Thursday, February 16, 2006

Open letter to the people in my Yoga class

Dear fellow Yogins and Yoginis*,

I realize that I am a recent addition to your class. I’m a little late in jumping on the whole Yoga bandwagon but I truly have come to appreciate the strength and flexibility Yoga provides. Also, the calmative effects of a class aren’t too shabby either. It is because of my newness to this activity that I have hesitated in mentioning what I’m about to, however, I can not possibly go on in silence any longer.

People. Let’s talk about grooming. Since Yoga is a sport one participates in barefoot let’s discuss a few ground rules. Feet should be clean. I’m not talking full pedicure with polished toes clean (men, please do not polish your toes), I just should not be able to see the dirt between your toes and under your toenails from my mat roughly 4 feet away. While upside down.

Also, please clip your toenails to a reasonable length. Just a general rule of thumb, if they puncture your mat while you are standing in tree? That’s too long. I realize that people get calluses on the bottoms of their feet. I do. I wear ridiculously uncomfortable (but CUTE!) shoes almost everyday and therefore have had my share of calluses. PLEASE refrain from picking at your calluses during class. The sound you make while trying to pry the roughened skin off your heel with your fingernails is seriously distracting.

Now let’s talk about proper attire. During the course of a class it’s entirely possible that we will be hanging upside down, lying with our legs and or butts in the air and twisted into pretzel-like shapes. If we’re lucky it’ll be a good combination of the three. Given that, please be sure that whatever clothing you shoes to wear to class allows for you to remain decent in any position. Ladies: loose fitting tank tops with no bra? NO! Men: running shorts with a sheer built-in underwear thing (or better yet – NO underwear thing)? Double NO! Please y’all, it is not good for my serenity to look over to see your saggy boobs or hairy nut sack.
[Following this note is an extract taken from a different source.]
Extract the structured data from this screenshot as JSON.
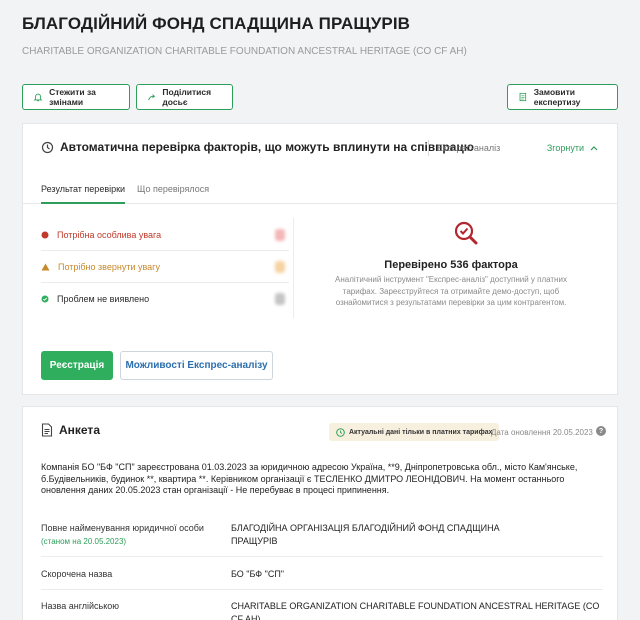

And last, but not least, I know that some of us work out before we come to Yoga. Hell class doesn’t start until 7:30 – I might as well get a run in right? However, if you have worked out so hard that you have sweat through not one but three layers of gym clothes and you have trouble standing in poses because you are too slippery with sweat you might want to consider wiping down before class. Maybe another set of clothes? Sitting around in wet clothes can’t be warm. Or comfortable. Also, I hear they have these things in the locker room called showers. I’m just saying.


A novice Yogini
(who maybe has a few OCD issues)

*Yes I totally looked up the term for students studying Yoga. Shut up!


Michele said...

Funny! Oh, and terribly gross.

mary said...

How incredibly and utterly disgusting. And very very true.

Liz said...

You tell em sweetie. Thankfully I don't take Yoga as often as you do, or I am completely concentrating in the current pretzel move, to notice such atrocities.

Becky said...

LOL holy crap i'm laughing my butt off. I'm so with you on this one. Why do men even wear those shorts? Hairy ball sacs...gross toenails....i hear ya girl!